Boada, a professor of radiology and bioengineering, expects the ultrahigh-field system to reduce scan times by a factor of four. The time saving will afford the opportunity to develop techniques that can be built into more efficient protocols at 3T.

"This will have great implications for cancer," he said. "There will be many ways of looking at cancer that we can translate for use at 3T, where we can try to detect response to therapy or identify the metabolic signatures of different kinds of cancer. Right now, I can do these applications on 3T, but they are very hard to optimize."

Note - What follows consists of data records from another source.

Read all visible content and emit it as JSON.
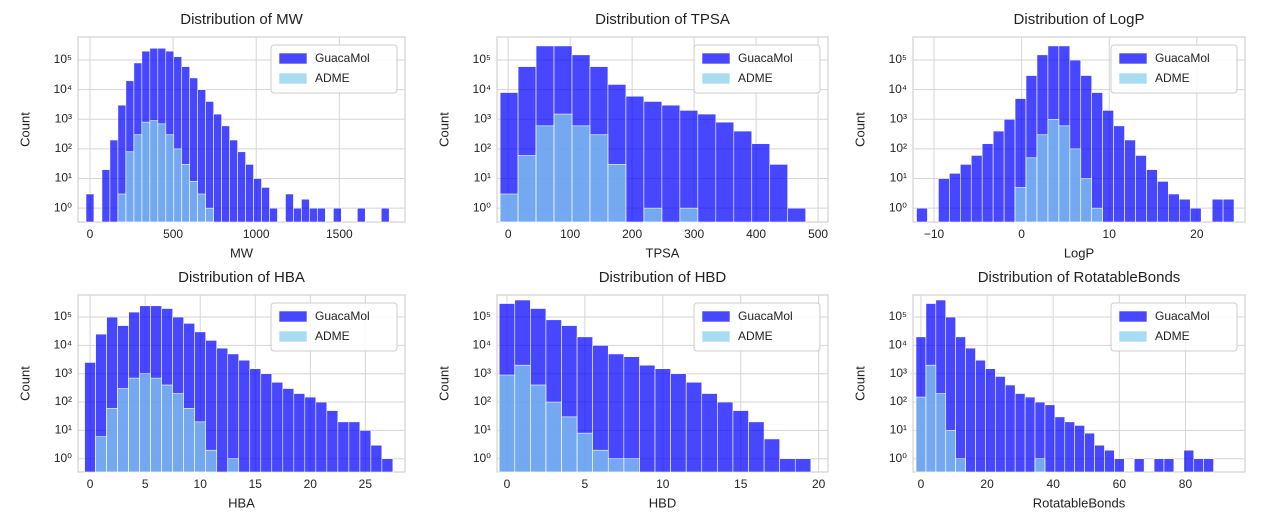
{
  "chart_data": [
    {
      "type": "histogram",
      "title": "Distribution of MW",
      "xlabel": "MW",
      "ylabel": "Count",
      "log_y": true,
      "grid": true,
      "legend": "upper right",
      "bins": [
        -24,
        24,
        72,
        120,
        168,
        216,
        264,
        312,
        360,
        408,
        456,
        504,
        552,
        600,
        648,
        696,
        744,
        792,
        840,
        888,
        936,
        984,
        1032,
        1080,
        1128,
        1176,
        1224,
        1272,
        1320,
        1368,
        1416,
        1464,
        1512,
        1560,
        1608,
        1656,
        1704,
        1752,
        1800
      ],
      "series": [
        {
          "name": "GuacaMol",
          "color": "#0000ff",
          "values": [
            3,
            0,
            20,
            200,
            3000,
            20000,
            80000,
            200000,
            250000,
            250000,
            200000,
            130000,
            60000,
            25000,
            10000,
            4000,
            1500,
            600,
            200,
            80,
            30,
            10,
            5,
            1,
            0,
            3,
            1,
            2,
            1,
            1,
            0,
            1,
            0,
            0,
            1,
            0,
            0,
            1
          ]
        },
        {
          "name": "ADME",
          "color": "#87ceeb",
          "values": [
            0,
            0,
            0,
            0,
            3,
            80,
            300,
            800,
            900,
            700,
            300,
            100,
            30,
            8,
            3,
            1,
            0,
            0,
            0,
            0,
            0,
            0,
            0,
            0,
            0,
            0,
            0,
            0,
            0,
            0,
            0,
            0,
            0,
            0,
            0,
            0,
            0,
            0
          ]
        }
      ],
      "xlim": [
        -72,
        1895
      ],
      "xticks": [
        0,
        500,
        1000,
        1500
      ],
      "ylim": [
        0.34,
        600000
      ],
      "yticks": [
        {
          "value": 1,
          "label": "10⁰"
        },
        {
          "value": 10,
          "label": "10¹"
        },
        {
          "value": 100,
          "label": "10²"
        },
        {
          "value": 1000,
          "label": "10³"
        },
        {
          "value": 10000,
          "label": "10⁴"
        },
        {
          "value": 100000,
          "label": "10⁵"
        }
      ]
    },
    {
      "type": "histogram",
      "title": "Distribution of TPSA",
      "xlabel": "TPSA",
      "ylabel": "Count",
      "log_y": true,
      "grid": true,
      "legend": "upper right",
      "bins": [
        -13,
        16,
        45,
        74,
        103,
        132,
        161,
        190,
        219,
        248,
        277,
        306,
        335,
        364,
        393,
        422,
        451,
        480
      ],
      "series": [
        {
          "name": "GuacaMol",
          "color": "#0000ff",
          "values": [
            8000,
            60000,
            300000,
            300000,
            150000,
            60000,
            15000,
            6000,
            4000,
            3000,
            2000,
            1500,
            800,
            400,
            150,
            30,
            1
          ]
        },
        {
          "name": "ADME",
          "color": "#87ceeb",
          "values": [
            3,
            60,
            600,
            1500,
            600,
            300,
            30,
            0,
            1,
            0,
            1,
            0,
            0,
            0,
            0,
            0,
            0
          ]
        }
      ],
      "xlim": [
        -18,
        516
      ],
      "xticks": [
        0,
        100,
        200,
        300,
        400,
        500
      ],
      "ylim": [
        0.34,
        600000
      ],
      "yticks": [
        {
          "value": 1,
          "label": "10⁰"
        },
        {
          "value": 10,
          "label": "10¹"
        },
        {
          "value": 100,
          "label": "10²"
        },
        {
          "value": 1000,
          "label": "10³"
        },
        {
          "value": 10000,
          "label": "10⁴"
        },
        {
          "value": 100000,
          "label": "10⁵"
        }
      ]
    },
    {
      "type": "histogram",
      "title": "Distribution of LogP",
      "xlabel": "LogP",
      "ylabel": "Count",
      "log_y": true,
      "grid": true,
      "legend": "upper right",
      "bins": [
        -12,
        -10.75,
        -9.5,
        -8.25,
        -7,
        -5.75,
        -4.5,
        -3.25,
        -2,
        -0.75,
        0.5,
        1.75,
        3,
        4.25,
        5.5,
        6.75,
        8,
        9.25,
        10.5,
        11.75,
        13,
        14.25,
        15.5,
        16.75,
        18,
        19.25,
        20.5,
        21.75,
        23,
        24.25
      ],
      "series": [
        {
          "name": "GuacaMol",
          "color": "#0000ff",
          "values": [
            1,
            0,
            10,
            15,
            30,
            60,
            150,
            400,
            1000,
            5000,
            30000,
            150000,
            300000,
            300000,
            100000,
            30000,
            8000,
            2000,
            600,
            200,
            60,
            20,
            8,
            3,
            2,
            1,
            0,
            2,
            2
          ]
        },
        {
          "name": "ADME",
          "color": "#87ceeb",
          "values": [
            0,
            0,
            0,
            0,
            0,
            0,
            0,
            0,
            0,
            5,
            50,
            300,
            1000,
            600,
            100,
            10,
            1,
            0,
            0,
            0,
            0,
            0,
            0,
            0,
            0,
            0,
            0,
            0,
            0
          ]
        }
      ],
      "xlim": [
        -12.4,
        25.5
      ],
      "xticks": [
        {
          "value": -10,
          "label": "−10"
        },
        0,
        10,
        20
      ],
      "ylim": [
        0.34,
        600000
      ],
      "yticks": [
        {
          "value": 1,
          "label": "10⁰"
        },
        {
          "value": 10,
          "label": "10¹"
        },
        {
          "value": 100,
          "label": "10²"
        },
        {
          "value": 1000,
          "label": "10³"
        },
        {
          "value": 10000,
          "label": "10⁴"
        },
        {
          "value": 100000,
          "label": "10⁵"
        }
      ]
    },
    {
      "type": "histogram",
      "title": "Distribution of HBA",
      "xlabel": "HBA",
      "ylabel": "Count",
      "log_y": true,
      "grid": true,
      "legend": "upper right",
      "bins": [
        -0.5,
        0.5,
        1.5,
        2.5,
        3.5,
        4.5,
        5.5,
        6.5,
        7.5,
        8.5,
        9.5,
        10.5,
        11.5,
        12.5,
        13.5,
        14.5,
        15.5,
        16.5,
        17.5,
        18.5,
        19.5,
        20.5,
        21.5,
        22.5,
        23.5,
        24.5,
        25.5,
        26.5,
        27.5
      ],
      "series": [
        {
          "name": "GuacaMol",
          "color": "#0000ff",
          "values": [
            2500,
            25000,
            100000,
            50000,
            150000,
            250000,
            250000,
            200000,
            100000,
            60000,
            30000,
            15000,
            8000,
            5000,
            3000,
            1500,
            1000,
            500,
            300,
            200,
            150,
            100,
            50,
            20,
            20,
            10,
            3,
            1
          ]
        },
        {
          "name": "ADME",
          "color": "#87ceeb",
          "values": [
            0,
            6,
            60,
            300,
            700,
            1000,
            700,
            400,
            200,
            60,
            20,
            2,
            0,
            1,
            0,
            0,
            0,
            0,
            0,
            0,
            0,
            0,
            0,
            0,
            0,
            0,
            0,
            0
          ]
        }
      ],
      "xlim": [
        -1.1,
        28.6
      ],
      "xticks": [
        0,
        5,
        10,
        15,
        20,
        25
      ],
      "ylim": [
        0.34,
        600000
      ],
      "yticks": [
        {
          "value": 1,
          "label": "10⁰"
        },
        {
          "value": 10,
          "label": "10¹"
        },
        {
          "value": 100,
          "label": "10²"
        },
        {
          "value": 1000,
          "label": "10³"
        },
        {
          "value": 10000,
          "label": "10⁴"
        },
        {
          "value": 100000,
          "label": "10⁵"
        }
      ]
    },
    {
      "type": "histogram",
      "title": "Distribution of HBD",
      "xlabel": "HBD",
      "ylabel": "Count",
      "log_y": true,
      "grid": true,
      "legend": "upper right",
      "bins": [
        -0.5,
        0.5,
        1.5,
        2.5,
        3.5,
        4.5,
        5.5,
        6.5,
        7.5,
        8.5,
        9.5,
        10.5,
        11.5,
        12.5,
        13.5,
        14.5,
        15.5,
        16.5,
        17.5,
        18.5,
        19.5
      ],
      "series": [
        {
          "name": "GuacaMol",
          "color": "#0000ff",
          "values": [
            300000,
            400000,
            200000,
            80000,
            50000,
            20000,
            10000,
            5000,
            4000,
            2000,
            1500,
            1000,
            500,
            200,
            100,
            50,
            20,
            5,
            1,
            1
          ]
        },
        {
          "name": "ADME",
          "color": "#87ceeb",
          "values": [
            900,
            2000,
            400,
            100,
            30,
            8,
            2,
            1,
            1,
            0,
            0,
            0,
            0,
            0,
            0,
            0,
            0,
            0,
            0,
            0
          ]
        }
      ],
      "xlim": [
        -0.64,
        20.6
      ],
      "xticks": [
        0,
        5,
        10,
        15,
        20
      ],
      "ylim": [
        0.34,
        600000
      ],
      "yticks": [
        {
          "value": 1,
          "label": "10⁰"
        },
        {
          "value": 10,
          "label": "10¹"
        },
        {
          "value": 100,
          "label": "10²"
        },
        {
          "value": 1000,
          "label": "10³"
        },
        {
          "value": 10000,
          "label": "10⁴"
        },
        {
          "value": 100000,
          "label": "10⁵"
        }
      ]
    },
    {
      "type": "histogram",
      "title": "Distribution of RotatableBonds",
      "xlabel": "RotatableBonds",
      "ylabel": "Count",
      "log_y": true,
      "grid": true,
      "legend": "upper right",
      "bins": [
        -1.5,
        1.5,
        4.5,
        7.5,
        10.5,
        13.5,
        16.5,
        19.5,
        22.5,
        25.5,
        28.5,
        31.5,
        34.5,
        37.5,
        40.5,
        43.5,
        46.5,
        49.5,
        52.5,
        55.5,
        58.5,
        61.5,
        64.5,
        67.5,
        70.5,
        73.5,
        76.5,
        79.5,
        82.5,
        85.5,
        88.5
      ],
      "series": [
        {
          "name": "GuacaMol",
          "color": "#0000ff",
          "values": [
            20000,
            300000,
            400000,
            100000,
            20000,
            8000,
            3000,
            1500,
            800,
            400,
            200,
            150,
            100,
            80,
            30,
            20,
            15,
            8,
            3,
            2,
            1,
            0,
            1,
            0,
            1,
            1,
            0,
            2,
            1,
            1
          ]
        },
        {
          "name": "ADME",
          "color": "#87ceeb",
          "values": [
            150,
            2000,
            200,
            10,
            1,
            0,
            0,
            0,
            0,
            0,
            0,
            0,
            1,
            0,
            0,
            0,
            0,
            0,
            0,
            0,
            0,
            0,
            0,
            0,
            0,
            0,
            0,
            0,
            0,
            0
          ]
        }
      ],
      "xlim": [
        -2.4,
        98
      ],
      "xticks": [
        0,
        20,
        40,
        60,
        80
      ],
      "ylim": [
        0.34,
        600000
      ],
      "yticks": [
        {
          "value": 1,
          "label": "10⁰"
        },
        {
          "value": 10,
          "label": "10¹"
        },
        {
          "value": 100,
          "label": "10²"
        },
        {
          "value": 1000,
          "label": "10³"
        },
        {
          "value": 10000,
          "label": "10⁴"
        },
        {
          "value": 100000,
          "label": "10⁵"
        }
      ]
    }
  ]
}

The Philips 7T scanner at OSU, scheduled to begin operation by year-end, will support research in cancer, neuroscience, and cardiovascular disease, providing high-resolution images of angiogenesis and improved imaging of blood flow and oxygen use in the brain. It is intended to be used particularly for study of degenerative neurological diseases, including Alzheimer's, Parkinson's, and multiple sclerosis.

Dr. Michael V. Knopp, chair of radiology at OSU, views MR field strengths as a continuum along which capabilities pioneered with animal scanners must be translated for use on human systems. Knopp and his colleagues have been operating an 8T human system and a 9.4T animal system for several years. The university is installing the clinically oriented Philips 7T system adjacent to an operating clinical 3T unit.

"The idea is to have a cross-correlation among the field strengths," Knopp said.

Advances in parallel imaging have resulted in higher resolution, which the Ohio team hopes to use for identifying patterns at 7T that can be found, with increased resolution, at 3T and even 1.5T.

"I think ultrahigh-field MR will be the facilitator to drive innovation, which, with further technical advances, can be pushed into lower fields," he said.

Peter Morris, Ph.D., director of the Peter Mansfield MR Center at the University of Nottingham in the U.K., expects to have a Philips-built 7T scanner running by late summer or fall. Preparatory clinical work is under way on a 3T unit that Morris and his colleagues built and have operated for the past 13 years.

"We thought building our own 7T was a bit too far a reach," he said.

The need to explore MR functional imaging and spectroscopy impelled the Mansfield Center to embrace 7T. Advanced capabilities possible with ultrahigh-field imaging may allow diagnosis of schizophrenia. Morris hopes to capture a schizophrenic episode with 7T MR.

"In the past, we have averaged those activities over a number of episodes, so we lose the possibility to distinguish the uniqueness in each of them," he said.

The same need to average data blurs the results of functional MRI. Actions such as grasping an object must sometimes be repeated as many as 30 times to visualize brain activity. This averaging obscures the subtle changes that may accompany each action.

Future technological developments constitute the great unknown for MR. New contrast materials that enhance specific structures or functions might provide an immense boost to clinical 3T and 1.5T imaging. Developing such agents, however, hinges on identifying clinically relevant targets that might be visible only at ultrahigh fields. The impetus to achieve this breakthrough will drive developments by Knopp and his OSU colleagues in their studies at 7T.

"With the combination of different developments in nanotechnologies, using the higher sensitivity they confer and creative sequence design, there will be a lot of clinical potential to explore at lower fields," he said.